Borrowing a very heavy slate that was sitting unused in a neighbor’s yard, I set it on the ground as a natural backdrop for my vegetable portraits.  With indirect sun coming from one side, a white poster board against the fence on the other side provided some fill light.  I set up a tripod, with the arm extending horizontally, to hold my camera still.

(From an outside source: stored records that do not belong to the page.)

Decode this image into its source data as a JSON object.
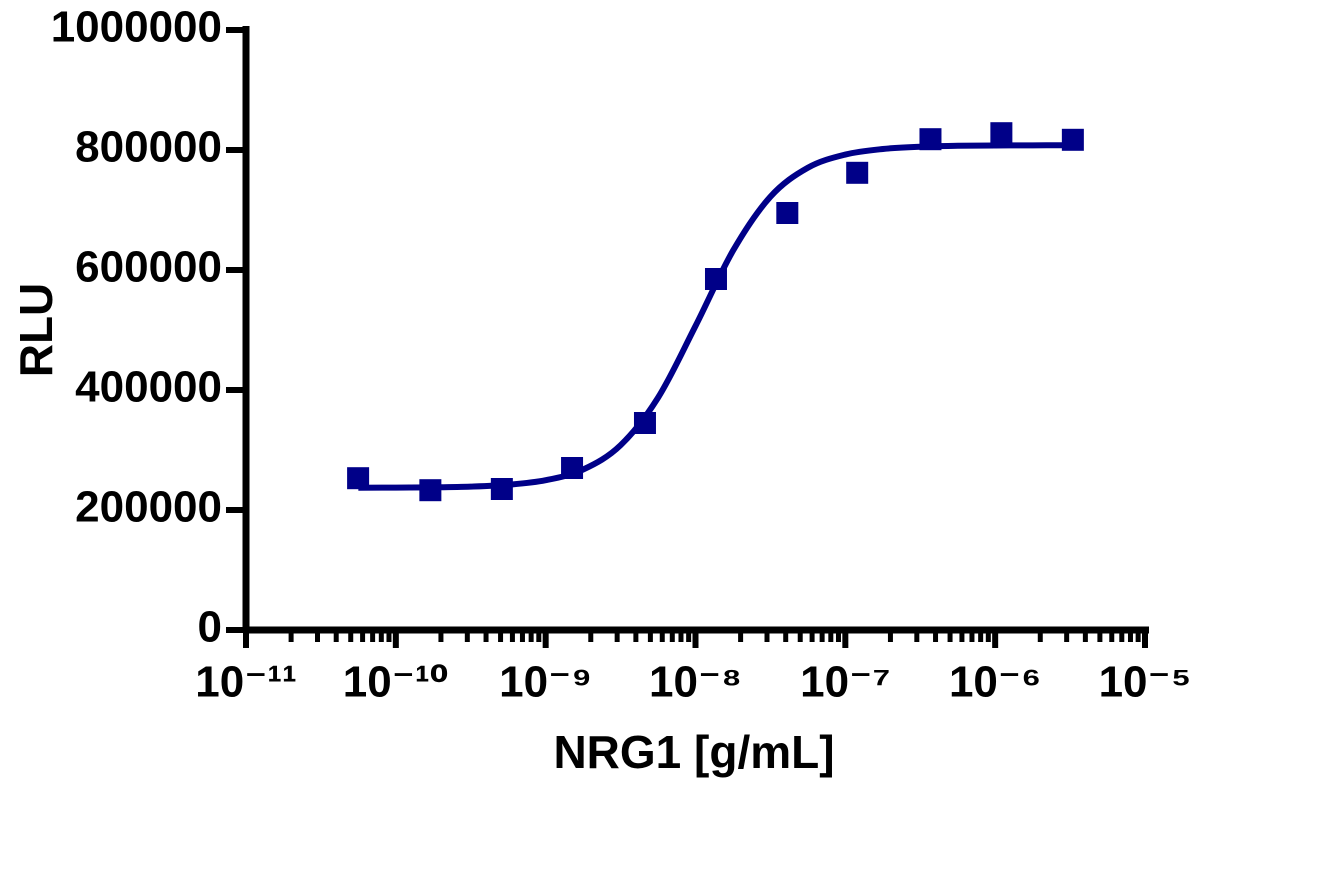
{
  "chart_data": {
    "type": "scatter",
    "x_label": "NRG1 [g/mL]",
    "y_label": "RLU",
    "xscale": "log",
    "xlim": [
      1e-11,
      1e-05
    ],
    "xticks": [
      {
        "value": 1e-11,
        "label": "10⁻¹¹"
      },
      {
        "value": 1e-10,
        "label": "10⁻¹⁰"
      },
      {
        "value": 1e-09,
        "label": "10⁻⁹"
      },
      {
        "value": 1e-08,
        "label": "10⁻⁸"
      },
      {
        "value": 1e-07,
        "label": "10⁻⁷"
      },
      {
        "value": 1e-06,
        "label": "10⁻⁶"
      },
      {
        "value": 1e-05,
        "label": "10⁻⁵"
      }
    ],
    "xminorticks": [
      2e-11,
      3e-11,
      4e-11,
      5e-11,
      6e-11,
      7e-11,
      8e-11,
      9e-11,
      2e-10,
      3e-10,
      4e-10,
      5e-10,
      6e-10,
      7e-10,
      8e-10,
      9e-10,
      2e-09,
      3e-09,
      4e-09,
      5e-09,
      6e-09,
      7e-09,
      8e-09,
      9e-09,
      2e-08,
      3e-08,
      4e-08,
      5e-08,
      6e-08,
      7e-08,
      8e-08,
      9e-08,
      2e-07,
      3e-07,
      4e-07,
      5e-07,
      6e-07,
      7e-07,
      8e-07,
      9e-07,
      2e-06,
      3e-06,
      4e-06,
      5e-06,
      6e-06,
      7e-06,
      8e-06,
      9e-06
    ],
    "ylim": [
      0,
      1000000
    ],
    "yticks": [
      0,
      200000,
      400000,
      600000,
      800000,
      1000000
    ],
    "series": [
      {
        "style": "markers",
        "color": "#000088",
        "x": [
          5.6e-11,
          1.7e-10,
          5.1e-10,
          1.5e-09,
          4.6e-09,
          1.37e-08,
          4.1e-08,
          1.2e-07,
          3.7e-07,
          1.1e-06,
          3.3e-06
        ],
        "values": [
          253000,
          233000,
          235000,
          270000,
          345000,
          585000,
          695000,
          762000,
          818000,
          828000,
          817000
        ]
      },
      {
        "style": "line",
        "color": "#000088",
        "x": [
          5.62e-11,
          1e-10,
          1.78e-10,
          3.16e-10,
          5.62e-10,
          1e-09,
          1.78e-09,
          3.16e-09,
          5.62e-09,
          1e-08,
          1.78e-08,
          3.16e-08,
          5.62e-08,
          1e-07,
          1.78e-07,
          3.16e-07,
          5.62e-07,
          1e-06,
          1.78e-06,
          3.16e-06
        ],
        "values": [
          237100,
          237300,
          237800,
          239000,
          242100,
          249600,
          267500,
          307900,
          387100,
          506700,
          632200,
          722100,
          770400,
          792400,
          801700,
          805500,
          807000,
          807600,
          807800,
          807900
        ]
      }
    ]
  }
}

I’ve got a lovely old Micro-Nikkor 55mm f/2.8 close up lens that I found in mint shape on eBay, which is where I also bought a Nikon lens adaptor for my Canon 50D.

Some photographers have been surprised to learn that this is a High Dynamic Range Image (HDR), or more precisely, it is a TIF that was tonemapped from an HDR image created by combining 3 exposures.  HDR techniques can emphasize the mid-range contrast, greatly enhancing texture, which really enhances the roots in this image.  After processing the image in Photomatix, I removed some spots from the slate in Photoshop.  The conversion to black & white was done in Lightroom.

It clearly works better on matte paper than glossy. I experimented with half a dozen different fine art papers and finally settled on Canson’s Montval Aquarelle, a cold press paper without any optical brighteners. That 310 gsm watercolour paper really makes it pop, giving it some life and dimension.  I like the way the picture comes out on the screen, but I love the way it prints.